Stiefmutter: Danke für diese freundliche Formulierung.
Therapeut: Ich bemühe mich.
Stiefmutter: Früher hätte ich gesagt, ich kämpfte um meinen Platz.
Therapeut: Und heute?
Stiefmutter: Heute denke ich, ich kämpfte gegen die Wirklichkeit.
Therapeut: Welche Wirklichkeit?
Stiefmutter: Dass Menschen älter werden.
Therapeut: Wie fühlen Sie sich, wenn Sie das aussprechen?
Stiefmutter: Traurig.
Therapeut: Bleiben Sie bei diesem Gefühl.
Stiefmutter: Es ist seltsam.
Therapeut: Was?
Stiefmutter: Jahrzehntelang war ich wütend.
Therapeut: Und unter der Wut?
Stiefmutter: Angst.
Therapeut: Wovor?
Stiefmutter: Vergessen zu werden.
Therapeut: Von wem?
Stiefmutter: Von allen.
Therapeut: Das klingt einsam.
Stiefmutter: Es war einsam.
Therapeut: Hatten Sie Freunde?
Stiefmutter: Kaum.
Therapeut: Warum?
Stiefmutter: Ich verglich mich ständig.
Therapeut: Mit allen?
Stiefmutter: Mit jeder Frau.
Therapeut: Das muss anstrengend gewesen sein.
Stiefmutter: Es war meine Vollzeitbeschäftigung.
Therapeut: Was glauben Sie heute: Warum berührt Sie Schneewittchen noch immer?
Stiefmutter: Weil sie etwas hatte, das ich nie hatte.
Therapeut: Schönheit?
Stiefmutter: Nein.
Therapeut: Was dann?
Stiefmutter: Selbstverständlichkeit.
Therapeut: Erklären Sie.
Stiefmutter: Sie musste niemanden fragen, ob sie wertvoll war.
Therapeut: Und Sie?
Stiefmutter: Ich fragte täglich einen Spiegel.
Therapeut: …
Stiefmutter: Das klingt erbärmlicher, wenn man es laut ausspricht.
Therapeut: Es klingt eher traurig.
Stiefmutter: Vielleicht.
Therapeut: Was hätten Sie damals gebraucht?

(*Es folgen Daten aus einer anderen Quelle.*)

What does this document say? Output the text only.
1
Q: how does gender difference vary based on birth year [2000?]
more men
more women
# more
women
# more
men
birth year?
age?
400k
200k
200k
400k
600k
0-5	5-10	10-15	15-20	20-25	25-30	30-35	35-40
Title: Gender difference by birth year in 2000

Stiefmutter: Einen Menschen, der mir sagt, dass Schönheit nicht alles ist.
Therapeut: Hätten Sie ihm geglaubt?
Stiefmutter: Wahrscheinlich nicht.
Therapeut: Warum?
Stiefmutter: Weil ich mein ganzes Leben das Gegenteil gelernt hatte.
Therapeut: Was nehmen Sie aus der heutigen Stunde mit?
Stiefmutter: Dass Schneewittchen nie meine Gegnerin war.
Therapeut: Sondern?
Stiefmutter: Mein Spiegel.
Therapeut: Ihr Spiegel?
Stiefmutter: Sie zeigte mir alles, was ich nicht kontrollieren konnte.
Therapeut: Jugend. Veränderung. Vergänglichkeit.
Stiefmutter: Ja.
Therapeut: Und welche Frage bleibt offen?
Stiefmutter: Wenn ich nicht die Schönste im Land sein muss – wer bin ich dann?
Therapeut: Das scheint mir eine Frage zu sein, die wir noch eine Weile begleiten werden.
Stiefmutter: Zum ersten Mal habe ich das Gefühl, dass die Antwort interessanter sein könnte als der Spiegel.